Dopo il primo bando per lo stop all’immigrazione da alcuni paesi mussulmani del 27 gennaio ecco ieri il secondo: non sono passati 100 giorni dall’insediamento del nuovo presidente che già ci sono stati corsi e ricorsi, ed ecco che appena preparato il nuovo decreto, un altro giudice spunta dal nulla per fermarlo.
Secondo i procuratori dello Stato delle Hawaii, che ha dato i natali a Barack Obama, «Il provvedimento sui migranti ha gli stessi difetti costituzionali di quello precedente» e ricorrendo ad un giudice federale vogliono ottenere un ordine temporaneo che blocchi l’attuazione del nuovo decreto esecutivo, come ha detto Neal Katyal, uno dei procuratori, alla CNN il bando «sconta ancora gli stessi difetti costituzionali e regolamentari» del precedente.

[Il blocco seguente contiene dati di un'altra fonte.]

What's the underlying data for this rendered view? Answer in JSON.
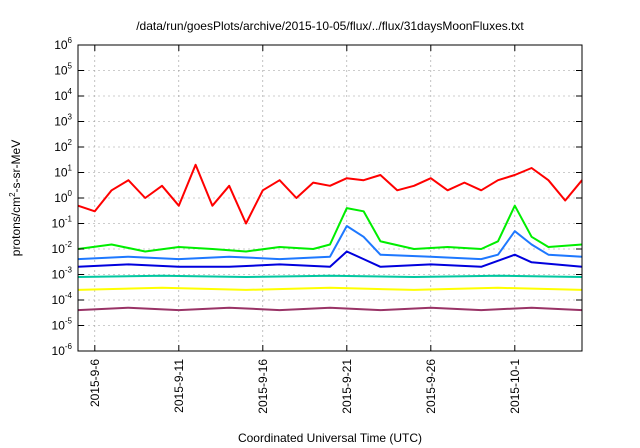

Secondo il dipartimento di Giustizia il nuovo ordine si trova al di fuori delle ingiunzioni che avevano bloccato il primo chiedendo al giudice di pronunciarsi prima dell’entrata in vigore del provvedimento, fissata per il prossimo 16 marzo.
Così il “muslim ban-bis”, ovvero la nuova versione del primo “travel ban” per mantenere il divieto di ingresso di 90 giorni negli Usa per i cittadini di alcuni Paesi a maggioranza musulmana, pur scendendo da sette a sei escludendo l’Iraq, potrebbe avere vita anche più breve della precedente, meno di una settimana.
La giustizia è veloce negli stati uniti, veloce, ma non “sommaria”.